Çiftçi tekrar mağdur, o da şikayetlerini lisana getiriyor. 18-24 yaş ortası kümesinde işsizlik oranı yüzde 36,5 Kilis’te, gençler işsiz. Bu tam bir felakettir. Gençleri işsiz bırakırsanız sorunlara kapı aralamış olursunuz. Tarımda alınan verim son 19 yılda düştü. Resmi rakamları vereyim; sebze ekili alanlar 132 bin hektardan 53 bin hektara düştü. Ciddi bir kayıp artık insanlar toprağa ekmemeye başladılar, gelir elde edemiyorlar. Kişi başına gelir… 81 il içinde Kilis 67’nci sırada, gerilerde bir yerlerde yer alıyor. Bağcılık çok kıymetli, Kilis’in de meşhur kara üzümü var, ambalajlasanız bu ürünü, dünya piyasasına tanıtsanız emin olun bu üzümüyle bile Kilis bir dünya markası olabilir ama sahipsiz. Çiftçi de sahipsiz.

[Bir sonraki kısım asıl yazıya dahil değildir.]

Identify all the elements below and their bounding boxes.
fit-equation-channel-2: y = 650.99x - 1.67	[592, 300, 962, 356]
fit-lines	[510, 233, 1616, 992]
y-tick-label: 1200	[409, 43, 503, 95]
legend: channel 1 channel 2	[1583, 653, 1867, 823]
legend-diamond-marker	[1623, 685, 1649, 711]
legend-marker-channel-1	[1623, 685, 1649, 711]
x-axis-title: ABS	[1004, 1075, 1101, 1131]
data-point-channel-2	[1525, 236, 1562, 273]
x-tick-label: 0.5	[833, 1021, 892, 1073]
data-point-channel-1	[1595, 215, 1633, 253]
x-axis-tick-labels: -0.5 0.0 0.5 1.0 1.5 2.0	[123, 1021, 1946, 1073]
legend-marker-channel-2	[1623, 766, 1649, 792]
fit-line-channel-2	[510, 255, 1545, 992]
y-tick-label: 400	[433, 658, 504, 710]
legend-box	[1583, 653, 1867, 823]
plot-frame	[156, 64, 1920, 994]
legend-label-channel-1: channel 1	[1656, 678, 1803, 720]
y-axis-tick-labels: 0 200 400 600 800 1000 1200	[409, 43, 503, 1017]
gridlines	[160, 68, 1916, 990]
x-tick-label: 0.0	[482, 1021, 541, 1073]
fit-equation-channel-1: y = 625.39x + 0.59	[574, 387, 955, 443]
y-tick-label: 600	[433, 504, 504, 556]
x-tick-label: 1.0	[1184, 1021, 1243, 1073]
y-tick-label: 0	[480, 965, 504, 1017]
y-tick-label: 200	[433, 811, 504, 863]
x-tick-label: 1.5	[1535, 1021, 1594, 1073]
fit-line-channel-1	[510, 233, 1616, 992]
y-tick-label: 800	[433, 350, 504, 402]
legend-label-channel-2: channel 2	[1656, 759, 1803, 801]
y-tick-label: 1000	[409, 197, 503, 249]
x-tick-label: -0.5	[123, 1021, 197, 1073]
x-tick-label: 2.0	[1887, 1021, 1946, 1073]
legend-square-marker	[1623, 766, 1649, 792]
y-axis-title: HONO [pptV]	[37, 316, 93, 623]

“KİLİS’E 11 OKUL YAPACAĞIZ”

Çok problemler var biliyorum. Eğitim; bir aileye, sınıfa, şahsa, topluma sınıf atlatan en kıymetli faktördür. O yüzden ‘Hiç bilenle bilmeyen bir olur mu’ diyoruz. Eğitim de felaket durumda. Buradan, Kilis’ten; Milli Eğitim Bakanı’na çok açık ve net bir davet yapıyorum. Gittiğim yerlerde dediler ki sınıflar 40’ar kişilik, 50’şer kişilik okul yetmiyor. ‘Suriyelilerle bizim çocuklar bir arada anlaşamıyorlar yeteri kadar…’ Ben açık davet yapıyorum okul yetmiyorsa; 11 büyükşehir belediye liderimiz var. Ulusal Eğitim Bakanlığı müsaade versin 1 yıl içinde Kilis’in arzu edilen her yerine birer okul yapıp Milli Eğitim Bakanlığı’na teslim edelim. Bu okula gidecek olan bizim evlatlarımız. Tamam imkanınız yok yapamıyorsunuz ancak biz yapacağız. Kilis’e yapacağız, 11 okul yapacağız. Bu dediğimi okullar sıradan okul olmayacak. İçinde spor salonu, kütüphanesi, öğretmenlerin dinlenme yerleri olacak, sınıflar pek hoş olacak. Bize yerleri teslim edecekler 1 yıl içinde yapacağız Kilislilere armağan olsun diyeceğiz. Bizim evlatlarımızın düzgün bir eğitim alması lazım. Uygun bir eğitim alırlarsa ülkeye katkıları çok daha fazla olur.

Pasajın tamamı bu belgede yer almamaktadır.